Golgi Fragmentation in ALS Motor Neurons. New Mechanisms Targeting Microtubules, Tethers, and Transport Vesicles

Abstract

Pathological alterations of the Golgi apparatus, such as its fragmentation represent an early pre-clinical feature of many neurodegenerative diseases and have been widely studied in the motor neuron disease amyotrophic lateral sclerosis (ALS). Yet, the underlying molecular mechanisms have remained cryptic. In principle, Golgi fragmentation may result from defects in three major classes of proteins: structural Golgi proteins, cytoskeletal proteins and molecular motors, as well as proteins mediating transport to and through the Golgi. Here, we present the different mechanisms that may underlie Golgi fragmentation in animal and cellular models of ALS linked to mutations in SOD1, TARDBP (TDP-43), VAPB, and C9Orf72 and we propose a novel one based on findings in progressive motor neuronopathy (pmn) mice. These mice are mutated in the TBCE gene encoding the cis-Golgi localized tubulin-binding cofactor E, one of five chaperones that assist in tubulin folding and microtubule polymerization. Loss of TBCE leads to alterations in Golgi microtubules, which in turn impedes on the maintenance of the Golgi architecture. This is due to down-regulation of COPI coat components, dispersion of Golgi tethers and strong accumulation of ER-Golgi SNAREs. These effects are partially rescued by the GTPase ARF1 through recruitment of TBCE to the Golgi. We hypothesize that defects in COPI vesicles, microtubules and their interaction may also underlie Golgi fragmentation in human ALS linked to other mutations, spinal muscular atrophy (SMA), and related motor neuron diseases. We also discuss the functional relevance of pathological Golgi alterations, in particular their potential causative, contributory, or compensatory role in the degeneration of motor neuron cell bodies, axons and synapses.

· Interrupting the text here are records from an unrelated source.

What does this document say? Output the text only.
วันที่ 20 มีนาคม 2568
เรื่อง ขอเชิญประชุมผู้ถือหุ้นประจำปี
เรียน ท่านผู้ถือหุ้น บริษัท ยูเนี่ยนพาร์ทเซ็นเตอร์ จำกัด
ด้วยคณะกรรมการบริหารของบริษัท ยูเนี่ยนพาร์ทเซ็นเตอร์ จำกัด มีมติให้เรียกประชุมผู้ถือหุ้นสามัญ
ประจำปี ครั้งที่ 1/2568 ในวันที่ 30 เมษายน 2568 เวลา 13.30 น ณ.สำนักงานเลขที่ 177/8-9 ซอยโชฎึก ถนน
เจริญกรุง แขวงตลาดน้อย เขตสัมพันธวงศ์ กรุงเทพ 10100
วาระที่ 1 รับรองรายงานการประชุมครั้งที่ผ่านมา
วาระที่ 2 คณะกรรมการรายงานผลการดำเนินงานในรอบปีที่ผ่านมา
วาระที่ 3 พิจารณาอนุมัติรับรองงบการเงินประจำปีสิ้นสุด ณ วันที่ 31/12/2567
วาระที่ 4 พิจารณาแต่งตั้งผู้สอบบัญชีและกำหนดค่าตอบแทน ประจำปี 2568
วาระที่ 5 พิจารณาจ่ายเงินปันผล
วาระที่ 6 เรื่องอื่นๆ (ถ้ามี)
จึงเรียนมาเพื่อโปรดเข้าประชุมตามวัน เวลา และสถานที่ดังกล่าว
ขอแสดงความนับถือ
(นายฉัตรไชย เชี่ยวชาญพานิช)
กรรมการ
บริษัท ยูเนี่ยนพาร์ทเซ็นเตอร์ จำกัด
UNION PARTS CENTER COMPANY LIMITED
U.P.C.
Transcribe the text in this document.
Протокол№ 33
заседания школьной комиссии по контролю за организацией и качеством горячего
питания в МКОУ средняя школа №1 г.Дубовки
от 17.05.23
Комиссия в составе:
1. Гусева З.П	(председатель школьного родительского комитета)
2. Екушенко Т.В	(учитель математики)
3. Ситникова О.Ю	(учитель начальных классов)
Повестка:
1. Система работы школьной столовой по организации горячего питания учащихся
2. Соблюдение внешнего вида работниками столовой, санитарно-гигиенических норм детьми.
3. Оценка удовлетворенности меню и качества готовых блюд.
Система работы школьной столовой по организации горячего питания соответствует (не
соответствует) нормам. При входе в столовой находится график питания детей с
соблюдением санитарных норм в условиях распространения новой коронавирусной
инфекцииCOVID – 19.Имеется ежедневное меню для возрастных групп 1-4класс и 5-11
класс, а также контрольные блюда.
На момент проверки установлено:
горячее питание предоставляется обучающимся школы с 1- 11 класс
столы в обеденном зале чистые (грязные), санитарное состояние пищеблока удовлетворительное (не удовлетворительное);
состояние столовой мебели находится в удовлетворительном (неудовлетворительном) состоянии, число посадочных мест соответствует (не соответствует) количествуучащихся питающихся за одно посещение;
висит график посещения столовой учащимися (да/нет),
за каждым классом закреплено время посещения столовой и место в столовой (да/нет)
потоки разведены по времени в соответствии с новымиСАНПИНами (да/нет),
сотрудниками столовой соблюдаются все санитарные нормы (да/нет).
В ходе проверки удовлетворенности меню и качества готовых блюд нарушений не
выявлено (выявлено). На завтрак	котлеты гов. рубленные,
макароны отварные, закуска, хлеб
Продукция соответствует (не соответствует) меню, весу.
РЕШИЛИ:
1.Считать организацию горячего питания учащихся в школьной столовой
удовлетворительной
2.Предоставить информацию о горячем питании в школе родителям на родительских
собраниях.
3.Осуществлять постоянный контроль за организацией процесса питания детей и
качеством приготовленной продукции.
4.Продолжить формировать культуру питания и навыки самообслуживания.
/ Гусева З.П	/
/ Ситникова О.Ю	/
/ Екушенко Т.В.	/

Keywords: ALS; C9orf72; Golgi fragmentation; SOD1; TBCE; TDP-43; microtubules; neurodegeneration.

Figure 1

The Golgi apparatus in wild type motor neurons. (A) An electron micrograph showing part of the typical Golgi ribbon in a mouse lumbar spinal cord motor neuron. (B) Schematic representation of some of the molecular players involved in the organization of the wild type Golgi. Polymerization of microtubules (MT) at the cis-Golgi depends on TBCE which mediates cross talk with ARF1-mediated COPI vesicle biogenesis [box 1]. Golgi microtubules nucleated by GCC185/CLASPs at the trans-Golgi play a role in Golgi ribbon linking [box 2]. The formation of the Golgi ribbon at the cis side is mediated by the tethering complex GRASP65/GM130 [box 3]. COPI vesicle fusion is mediated by the tethering complex p115/GM130 and SNARE complexes containing GS15, GS28, and Syntaxin 5 [box4].

Figure 2

The fragmentation of the Golgi apparatus in pmn motor neurons. (A) An electron micrograph showing vesiculation of the Golgi stack in a lumbar spinal cord motor neuron from a pmn mouse aged 35 days. (B) Schematic representation of the molecular defects leading to Golgi fragmentation. Loss of TBCE function impedes polymerization of microtubules at the cis-Golgi [box 1] and potentially also their GCC185/CLASP-dependent nucleation at the trans-Golgi [box 2]. Levels of β-COP and ε-COP are reduced [box 1], vesicles containing high amounts of Golgi SNAREs GS15 and GS28 accumulate [box3] and tethers p115 and GM130 disperse away from membranes [box 4].